Tapping acupoints while mentally activating an anxiety-provoking stimulus appears to initiate neurophysiological changes characterized by a synchronization of signals at different cortical, subcortical, and limbic circuits that probably account for observed clinical effects such as the amelioration of anxiety symptoms.


 
Six Questions Not Addressed by This Formulation:
 
  1. Why do a range of methods (massaging rather than tapping the acupoints, using any of a variety of acupoints, holding neurovascular rather than acupuncture points, chakra clearings, bilateral eye movements, etc.) appear to achieve similar clinical outcomes?
     

  2. How is it that a broad range of emotions and even physical symptoms, whose neurochemistry is far different from that of anxiety, appear to respond positively to essentially the same treatment interventions?
     

  3. What other markers beside brain wave patterns need to be examined to fully understand the treatment effects (neurotransmitters, functional magnetic resonance, meridian flow, etc.)?
     

  4. Is a linear formulation (from acupoint to brain wave) adequate, or is a more comprehensive concept such as neural circuitry synchronization, holographic patterning, or "thought field" effects necessary to explain all of the phenomena that can be observed?
     

  5. Is the energy limited to electromagnetic impulses?
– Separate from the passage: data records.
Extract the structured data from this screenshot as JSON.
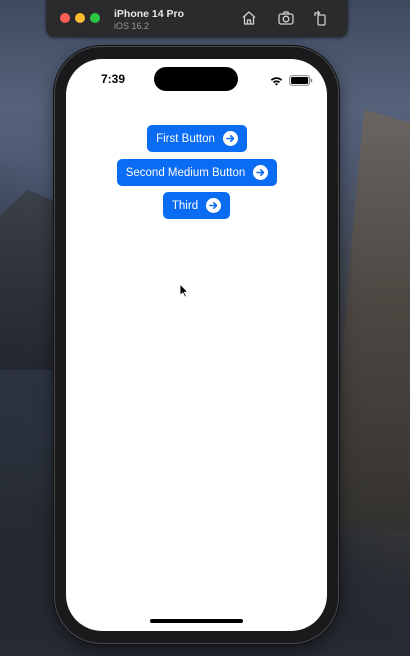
{
  "toolbar": {
    "device_name": "iPhone 14 Pro",
    "os_version": "iOS 16.2",
    "icons": [
      "home-icon",
      "screenshot-icon",
      "rotate-icon"
    ]
  },
  "status_bar": {
    "time": "7:39",
    "icons": [
      "wifi-icon",
      "battery-icon"
    ]
  },
  "buttons": [
    {
      "label": "First Button",
      "icon": "arrow-right-circle-icon"
    },
    {
      "label": "Second Medium Button",
      "icon": "arrow-right-circle-icon"
    },
    {
      "label": "Third",
      "icon": "arrow-right-circle-icon"
    }
  ],
  "colors": {
    "button_background": "#0a6cf3",
    "button_text": "#ffffff",
    "screen_background": "#ffffff",
    "toolbar_background": "#2b2b2d"
  }
}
Is an exchange or activation of more subtle energies between client and practitioner (e.g., a "healing presence") involved in the treatment effects?
     

  6. What are the underlying dynamics of surrogate healing, where stimulating one person’s acupoints with the intention of helping another person who is not present and not necessarily aware of the procedure seems effective?

 
 
1 Based on the work of Joaquín Andrade, M.D. See Andrade & Feinstein’s Energy Psychology: Theory, Indications, Evidence.